Thursday, 17 March 2011

If the quake won't do it, Council will

A roundup of stories from this morning's Christchurch Press.

  • A restaurant owner, prohibited from recovering items from his restaurant, for his own good, finds out the soldiers guarding the cordon had been inside to grab a few chairs to sit on. The restaurant was then demolished without his being notified after assurances it wouldn't be.
  • A sound building was demolished because it was the same colour as the neighbouring building. Again the owner wasn't notified.
    He said his demolished building, which housed the Vivace Espresso Bar and Fortuna Books, was destroyed because it was the same colour as its badly damaged neighbouring building. "They were different buildings but, unfortunately, I painted them the same colour, and it was a cream day that day.
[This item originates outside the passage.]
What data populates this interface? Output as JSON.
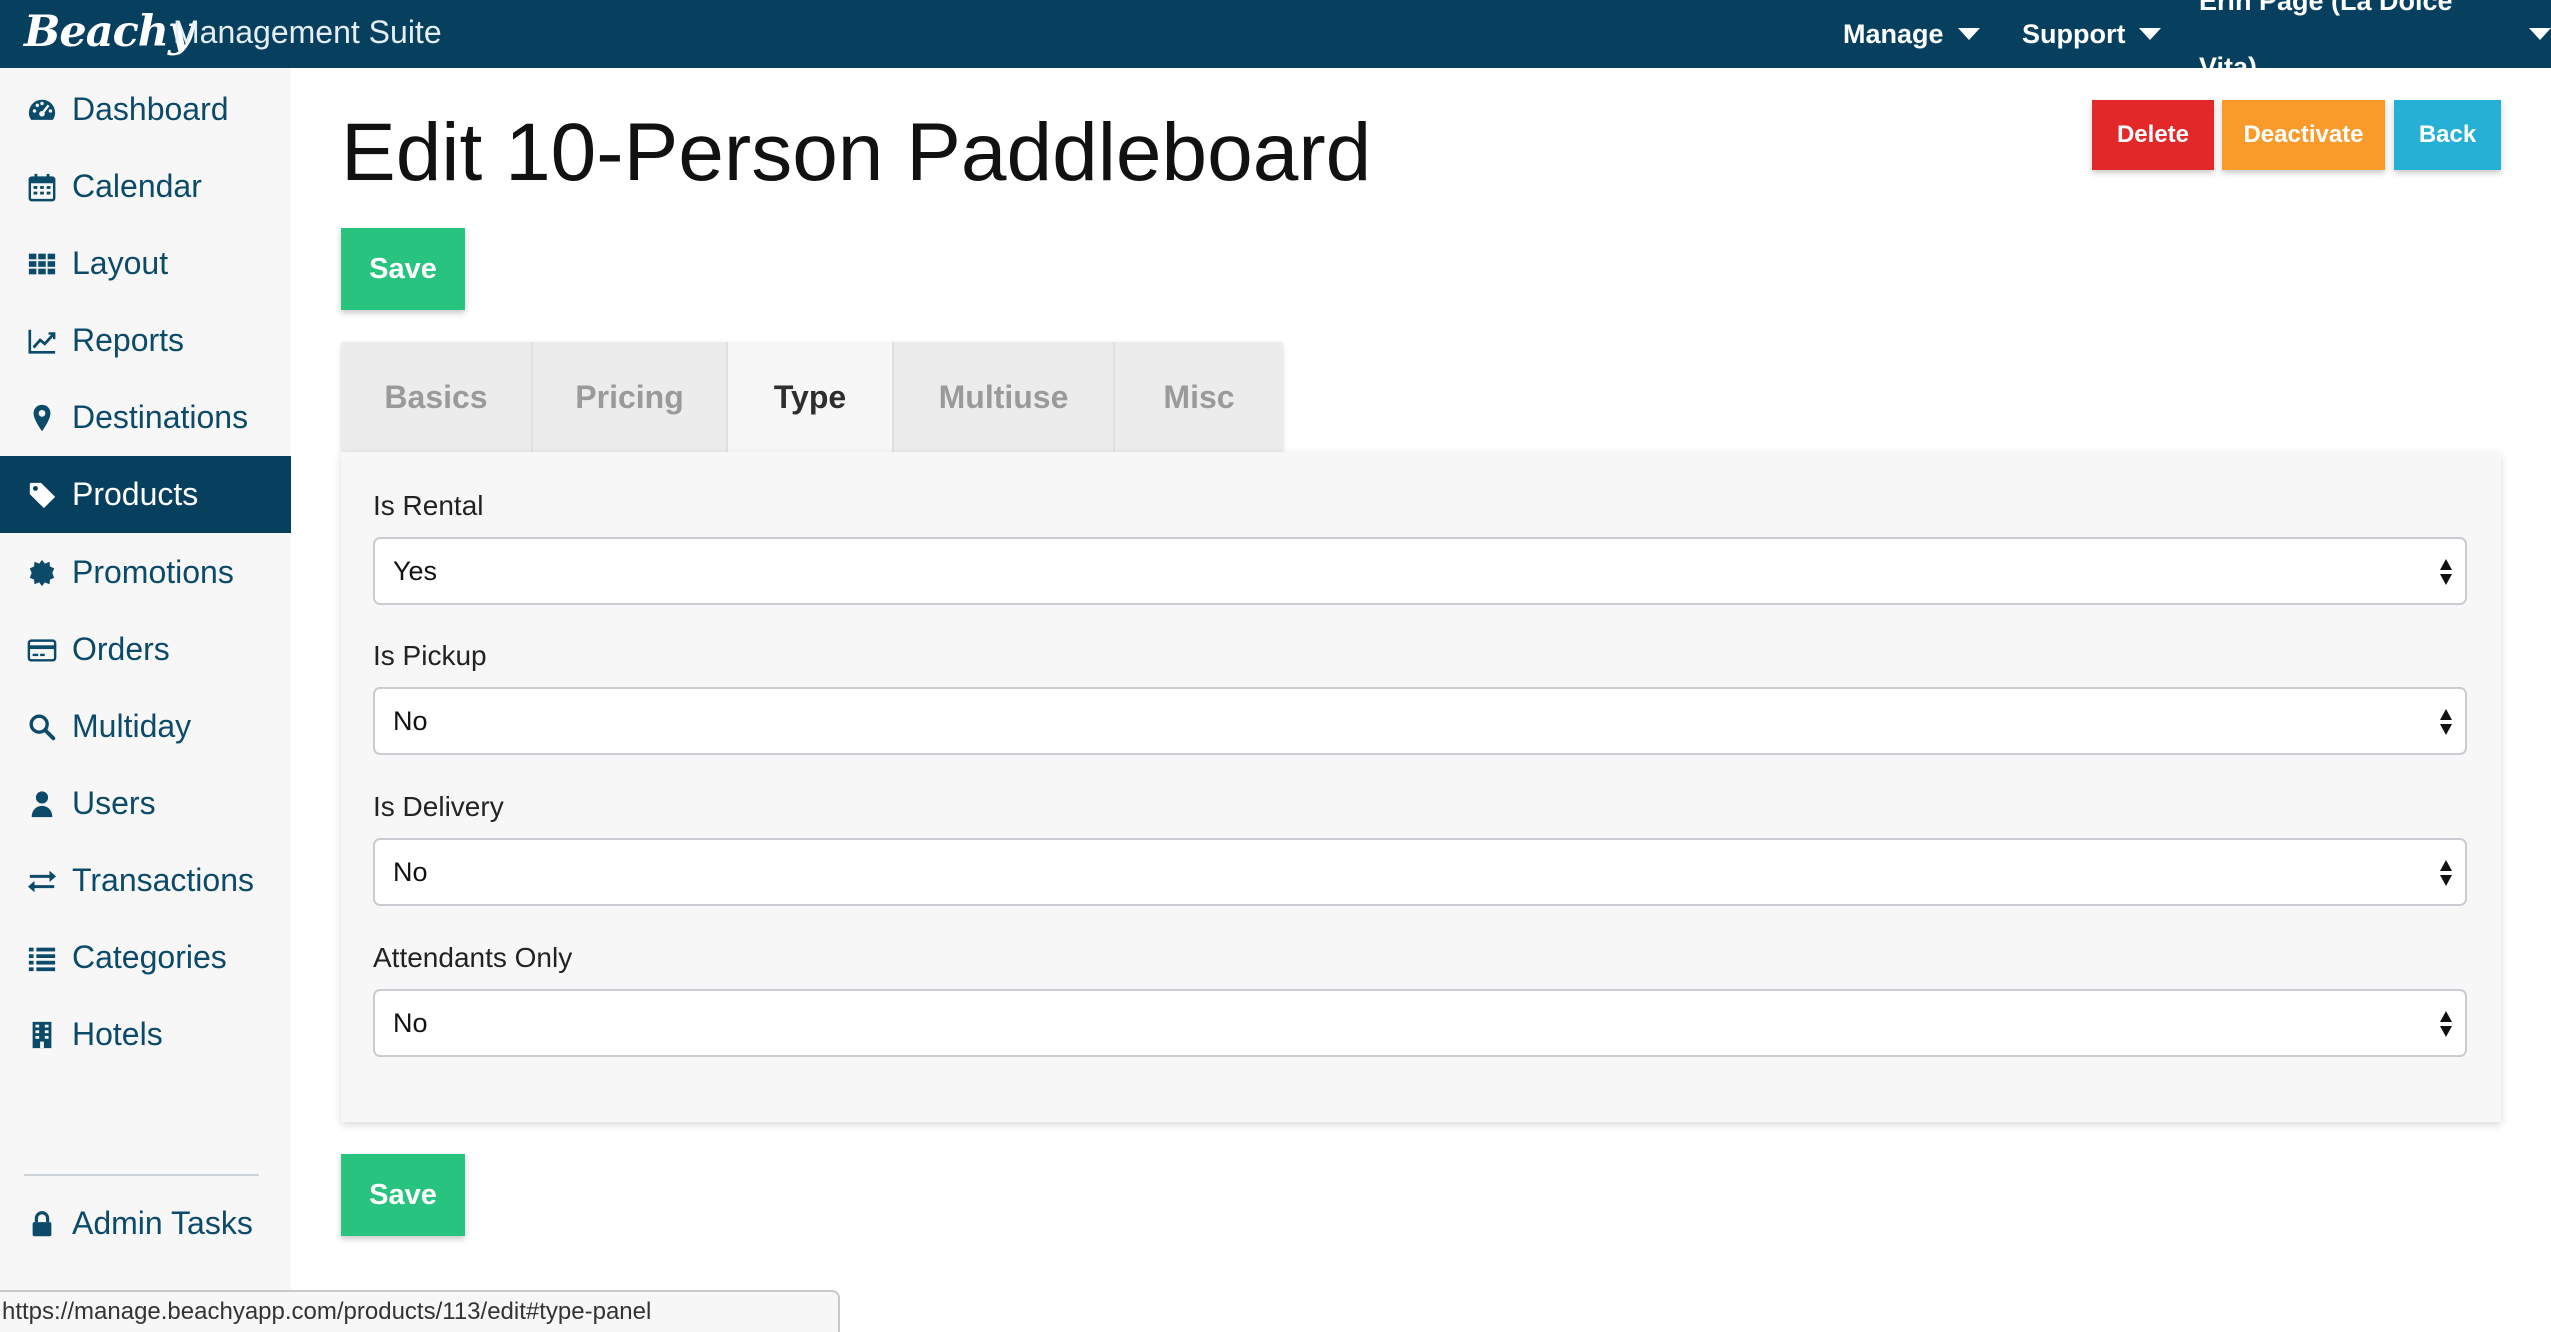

Every building that was cream in Hereford St was demolished."
    ...
    He said it was criminal to allow politicians and the Prime Minister to walk through the cordon area but deny access to property owners. "There are buildings that desperately need propping and there is an overzealousness to keep us out of there to supposedly protect the public, but there is no public in there ... so what exactly are they protecting?"
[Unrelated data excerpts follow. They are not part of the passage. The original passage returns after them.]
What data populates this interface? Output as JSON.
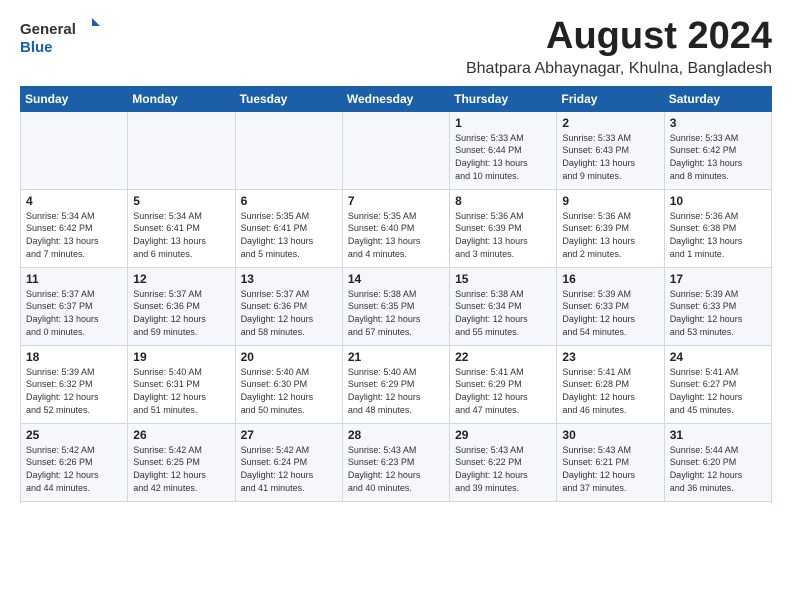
{
  "logo": {
    "text1": "General",
    "text2": "Blue"
  },
  "title": "August 2024",
  "location": "Bhatpara Abhaynagar, Khulna, Bangladesh",
  "days_of_week": [
    "Sunday",
    "Monday",
    "Tuesday",
    "Wednesday",
    "Thursday",
    "Friday",
    "Saturday"
  ],
  "weeks": [
    [
      {
        "day": "",
        "info": ""
      },
      {
        "day": "",
        "info": ""
      },
      {
        "day": "",
        "info": ""
      },
      {
        "day": "",
        "info": ""
      },
      {
        "day": "1",
        "info": "Sunrise: 5:33 AM\nSunset: 6:44 PM\nDaylight: 13 hours\nand 10 minutes."
      },
      {
        "day": "2",
        "info": "Sunrise: 5:33 AM\nSunset: 6:43 PM\nDaylight: 13 hours\nand 9 minutes."
      },
      {
        "day": "3",
        "info": "Sunrise: 5:33 AM\nSunset: 6:42 PM\nDaylight: 13 hours\nand 8 minutes."
      }
    ],
    [
      {
        "day": "4",
        "info": "Sunrise: 5:34 AM\nSunset: 6:42 PM\nDaylight: 13 hours\nand 7 minutes."
      },
      {
        "day": "5",
        "info": "Sunrise: 5:34 AM\nSunset: 6:41 PM\nDaylight: 13 hours\nand 6 minutes."
      },
      {
        "day": "6",
        "info": "Sunrise: 5:35 AM\nSunset: 6:41 PM\nDaylight: 13 hours\nand 5 minutes."
      },
      {
        "day": "7",
        "info": "Sunrise: 5:35 AM\nSunset: 6:40 PM\nDaylight: 13 hours\nand 4 minutes."
      },
      {
        "day": "8",
        "info": "Sunrise: 5:36 AM\nSunset: 6:39 PM\nDaylight: 13 hours\nand 3 minutes."
      },
      {
        "day": "9",
        "info": "Sunrise: 5:36 AM\nSunset: 6:39 PM\nDaylight: 13 hours\nand 2 minutes."
      },
      {
        "day": "10",
        "info": "Sunrise: 5:36 AM\nSunset: 6:38 PM\nDaylight: 13 hours\nand 1 minute."
      }
    ],
    [
      {
        "day": "11",
        "info": "Sunrise: 5:37 AM\nSunset: 6:37 PM\nDaylight: 13 hours\nand 0 minutes."
      },
      {
        "day": "12",
        "info": "Sunrise: 5:37 AM\nSunset: 6:36 PM\nDaylight: 12 hours\nand 59 minutes."
      },
      {
        "day": "13",
        "info": "Sunrise: 5:37 AM\nSunset: 6:36 PM\nDaylight: 12 hours\nand 58 minutes."
      },
      {
        "day": "14",
        "info": "Sunrise: 5:38 AM\nSunset: 6:35 PM\nDaylight: 12 hours\nand 57 minutes."
      },
      {
        "day": "15",
        "info": "Sunrise: 5:38 AM\nSunset: 6:34 PM\nDaylight: 12 hours\nand 55 minutes."
      },
      {
        "day": "16",
        "info": "Sunrise: 5:39 AM\nSunset: 6:33 PM\nDaylight: 12 hours\nand 54 minutes."
      },
      {
        "day": "17",
        "info": "Sunrise: 5:39 AM\nSunset: 6:33 PM\nDaylight: 12 hours\nand 53 minutes."
      }
    ],
    [
      {
        "day": "18",
        "info": "Sunrise: 5:39 AM\nSunset: 6:32 PM\nDaylight: 12 hours\nand 52 minutes."
      },
      {
        "day": "19",
        "info": "Sunrise: 5:40 AM\nSunset: 6:31 PM\nDaylight: 12 hours\nand 51 minutes."
      },
      {
        "day": "20",
        "info": "Sunrise: 5:40 AM\nSunset: 6:30 PM\nDaylight: 12 hours\nand 50 minutes."
      },
      {
        "day": "21",
        "info": "Sunrise: 5:40 AM\nSunset: 6:29 PM\nDaylight: 12 hours\nand 48 minutes."
      },
      {
        "day": "22",
        "info": "Sunrise: 5:41 AM\nSunset: 6:29 PM\nDaylight: 12 hours\nand 47 minutes."
      },
      {
        "day": "23",
        "info": "Sunrise: 5:41 AM\nSunset: 6:28 PM\nDaylight: 12 hours\nand 46 minutes."
      },
      {
        "day": "24",
        "info": "Sunrise: 5:41 AM\nSunset: 6:27 PM\nDaylight: 12 hours\nand 45 minutes."
      }
    ],
    [
      {
        "day": "25",
        "info": "Sunrise: 5:42 AM\nSunset: 6:26 PM\nDaylight: 12 hours\nand 44 minutes."
      },
      {
        "day": "26",
        "info": "Sunrise: 5:42 AM\nSunset: 6:25 PM\nDaylight: 12 hours\nand 42 minutes."
      },
      {
        "day": "27",
        "info": "Sunrise: 5:42 AM\nSunset: 6:24 PM\nDaylight: 12 hours\nand 41 minutes."
      },
      {
        "day": "28",
        "info": "Sunrise: 5:43 AM\nSunset: 6:23 PM\nDaylight: 12 hours\nand 40 minutes."
      },
      {
        "day": "29",
        "info": "Sunrise: 5:43 AM\nSunset: 6:22 PM\nDaylight: 12 hours\nand 39 minutes."
      },
      {
        "day": "30",
        "info": "Sunrise: 5:43 AM\nSunset: 6:21 PM\nDaylight: 12 hours\nand 37 minutes."
      },
      {
        "day": "31",
        "info": "Sunrise: 5:44 AM\nSunset: 6:20 PM\nDaylight: 12 hours\nand 36 minutes."
      }
    ]
  ]
}
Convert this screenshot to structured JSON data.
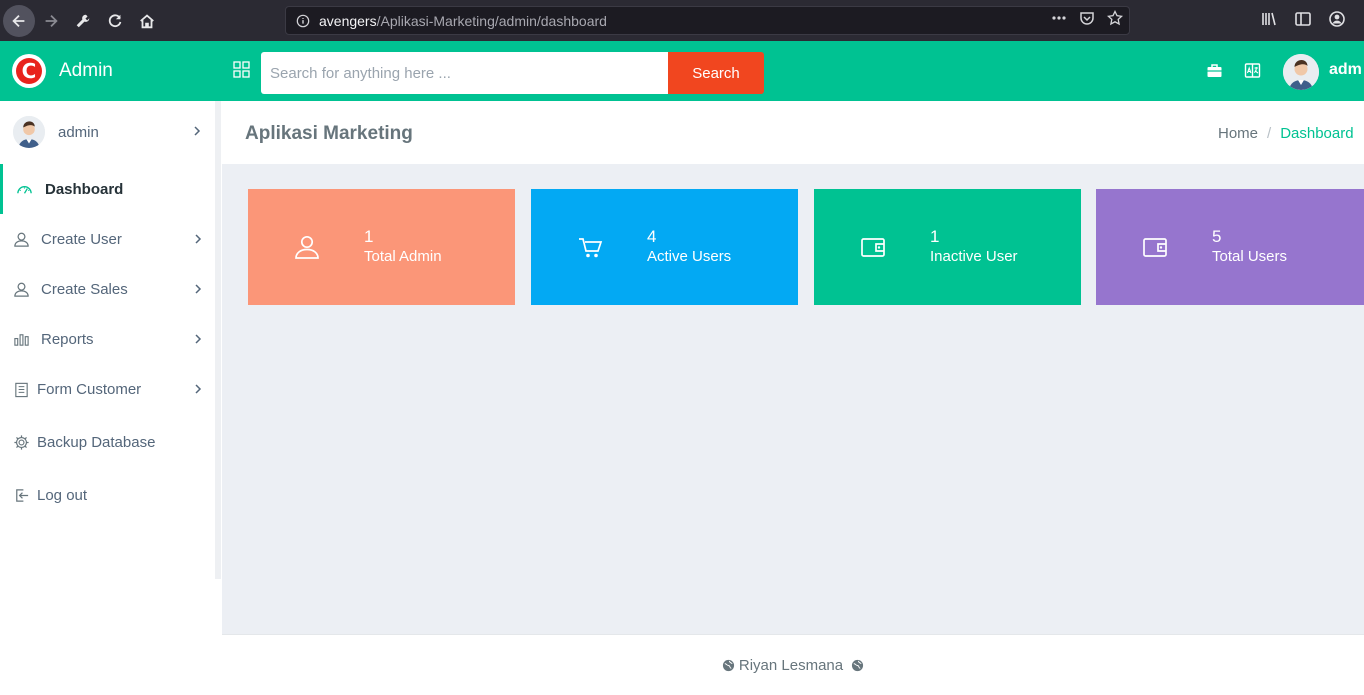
{
  "browser": {
    "url_host": "avengers",
    "url_path": "/Aplikasi-Marketing/admin/dashboard"
  },
  "header": {
    "brand_letter": "C",
    "brand_name": "Admin",
    "search_placeholder": "Search for anything here ...",
    "search_button": "Search",
    "user_name": "adm"
  },
  "sidebar": {
    "user_name": "admin",
    "items": [
      {
        "label": "Dashboard"
      },
      {
        "label": "Create User"
      },
      {
        "label": "Create Sales"
      },
      {
        "label": "Reports"
      },
      {
        "label": "Form Customer"
      },
      {
        "label": "Backup Database"
      },
      {
        "label": "Log out"
      }
    ]
  },
  "page": {
    "title": "Aplikasi Marketing",
    "breadcrumb_home": "Home",
    "breadcrumb_sep": "/",
    "breadcrumb_current": "Dashboard"
  },
  "cards": [
    {
      "value": "1",
      "label": "Total Admin",
      "color": "#fb9678",
      "icon": "user-icon"
    },
    {
      "value": "4",
      "label": "Active Users",
      "color": "#03a9f3",
      "icon": "cart-icon"
    },
    {
      "value": "1",
      "label": "Inactive User",
      "color": "#00c292",
      "icon": "wallet-icon"
    },
    {
      "value": "5",
      "label": "Total Users",
      "color": "#9675ce",
      "icon": "wallet-icon"
    }
  ],
  "footer": {
    "text": "Riyan Lesmana"
  },
  "colors": {
    "accent": "#00c292",
    "search_button": "#f1461f"
  }
}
    Gough, who owns Oxford Tce buildings, said many were damaged and needed to be secured. He fears they will be unsalvageable by the time he gains access.

    "My rights have been taken away from me. They are saying we can't go in there, but I am sorry, I say that is b........"

    Gough believed Christchurch was living under a dictatorship.
  • Responsible owners left notes on the windows of their locked buildings saying the building was clear of any people. Search teams then smashed doors open without contacting owners.
  • The "Good Living" section, not online, includes a dispatch from Vera Larsen on living in the "Red Zone" - the cordoned area downtown:
    Overnight, fences had been erected around the red zone, one of which blocked my access to an aretsian well that had become my primary source of water since the quake. Returning from the well that morning, I was stopped by a policeman who informed me I now needed a red pass if I was to be allowed back to my home and I would have to go to the Arts Centre to get that pass... a day-long trip past countless destroyed buildings, army checkpoints and police cordons....

    I decided it was all just too hard and have so far relied on the common sense of the army and police personnel to determine that I am a local resident just trying to survive.... But each time I leave home to get water, have a shower and wash my clothes at friends' houses, or do some grocery shopping, I can't guarantee I'll be allowed back home. And without fail, every time I'm on the streets near my house I am stopped at least once, the record so far being three times in one block, and have to provide ID, explain what I am up to, where I am going and where I have been.

    Ending up in the red zone has also meant friends living in the green zone cannot visit. My power was restored relatively quickly. A friend in the green zone was one of the last to get power. Pre-Sunday, March 6, she was using my fridge to store her food and to boil water. Post March 6, we had to meet at the checkpoint. She would hand me goods from the outside world while I handed her boiled water and perishable items, all under the amused eyes of the army and police.
This isn't the New Zealand to which I immigrated. The advertised New Zealand was a place where folks could muck in, sort out their own problems, and assume their own risks. Folks could do ridiculous things in kayaks and on mountains, but would sometimes be called on to front the bill for their rescue if they wound up doing something too stupid. It's a country where when a woman died of hypothermia going through Cave Stream in the middle of winter with insufficient polypro, the only response was to put up a slightly bigger sign warning people to wear warm clothes in winter: "We can't fence off all the mountains" was the very sensible reply.

Gerry Brownlee and Bob Parker are doing their best to wreck what I'd always found best about New Zealand - that folks were free to pursue their vision of the good life* and to bear their own risks so long as they weren't burdening anybody else. Yes, business owners going into downtown may be assuming some risks and might wind up needing rescuing if there's a bad aftershock. But even where they've hired professionals to come in and ensure everything's done safely, they're still prohibited. This is nonsense and has to end.

*So long as that didn't include taking drugs or doing anything that requires a speedy resource consent.